The clock is roughly 20 feet wide, 20 feet long and 10 feet tall. It contains a large, stainless steel vacuum chamber. It’s an optical atomic clock, meaning it uses light waves from lasers and the frequency of atoms inside the vacuum to measure a second. The clock relies on the natural property of the atom’s frequency to be accurate. Atoms vibrate at a constant frequency, and the vibration can be used to measure time.

“It’s referenced to a kind of inherent quantum mechanical property of these atoms,” CU Boulder graduate student Alexander Aeppli said.

JILA researcher Kyungtae Kim and physics graduate student Alexander Aeppli pose for a portrait next to the atomic clock at JILA at the University of Colorado Boulder on Monday (Matthew Jonas/Staff Photographer)
JILA researcher Kyungtae Kim and physics graduate student Alexander Aeppli pose for a portrait next to the atomic clock at JILA at the University of Colorado Boulder on Monday (Matthew Jonas/Staff Photographer)

Existing-generation microwave atomic clocks shine microwaves on atoms to measure the second. This new wave of optical atomic clocks illuminates atoms with visible light waves, which have a much higher frequency, to count out the second more precisely.

Optical atomic clocks are expected to deliver much higher accuracy for international timekeeping — potentially losing just one second every 30 billion years. Ye’s been building clocks and making new discoveries for 30 years.

“It’s also human curiosity,” Ye said. “Where is the limit, where does nature allow me to go to find out about the time? As you push further oftentimes when you see what previously was a limit was just a misunderstanding of the physics. So it’s a learning opportunity.”

Ye said students like Aeppli learn in this environment and go out and drive the future of the industry. There’s an exciting sense of uncertainty about what physics will teach them next.

“There isn’t a limit yet, we haven’t seen a limit on the accuracy,” Aeppli said. “And so to make another step forward and improve the accuracy of these clocks is encouraging for the field. Of course, I think that the most interesting thing will actually be using this clock.”

One application is GPS, which uses accurate atomic clocks in navigation.

“If you, for example, put our clock into a GPS satellite you’d be able to precisely tell where you are much better and much faster than you can currently,” Aeppli said.
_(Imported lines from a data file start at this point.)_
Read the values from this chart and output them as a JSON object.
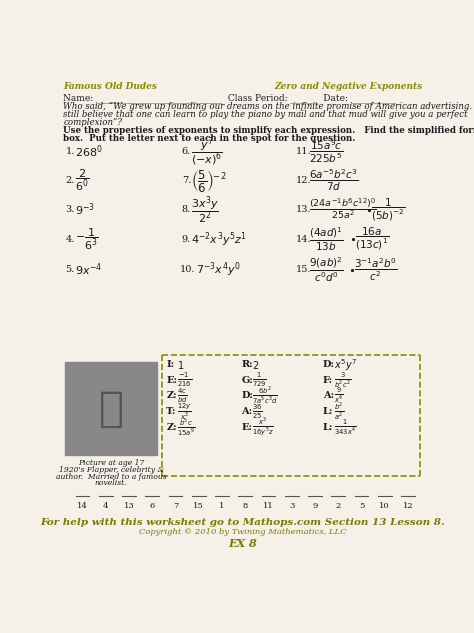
{
  "header_left": "Famous Old Dudes",
  "header_right": "Zero and Negative Exponents",
  "header_color": "#8B8B00",
  "bg_color": "#f5f0e8",
  "text_color": "#1a1a1a",
  "footer_text": "For help with this worksheet go to Mathops.com Section 13 Lesson 8.",
  "footer_sub": "Copyright © 2010 by Twining Mathematics, LLC",
  "footer_id": "EX 8",
  "olive": "#7a7a00",
  "brown_footer": "#7a6000",
  "dash_nums": [
    "14",
    "4",
    "13",
    "6",
    "7",
    "15",
    "1",
    "8",
    "11",
    "3",
    "9",
    "2",
    "5",
    "10",
    "12"
  ]
}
Accurate clocks are also critically important in space travel, where tiny errors in timekeeping could cause astronauts to stray many miles off course. Accuracy could also lead to breakthroughs in quantum computers, which use the manipulation of atoms to perform.

Next, the team plans to compare the new clock with other clocks in the Boulder area to look at frequencies and ensure the clocks are performing well.

“We need to make sure we can build clocks very accurately, very precisely and repeatably,” Aeppli said. “So this is a really important way to test our clock and show that this technology can be used in the redefinition of the second.”

Ye said it will take a few years for scientists around the world to evaluate their new atomic clocks. A redefinition of time will take consensus, scientific validity and verification of the clock against other clocks.

“Time will continue, and ordinary citizens, they will hardly ever tell that time has been redefined in a different way,” Ye said. “But as atomic physicists, we actually take that moment very, very seriously and we have to be ready for when our atomic clock will be relied upon to give you a worldwide time stamp.”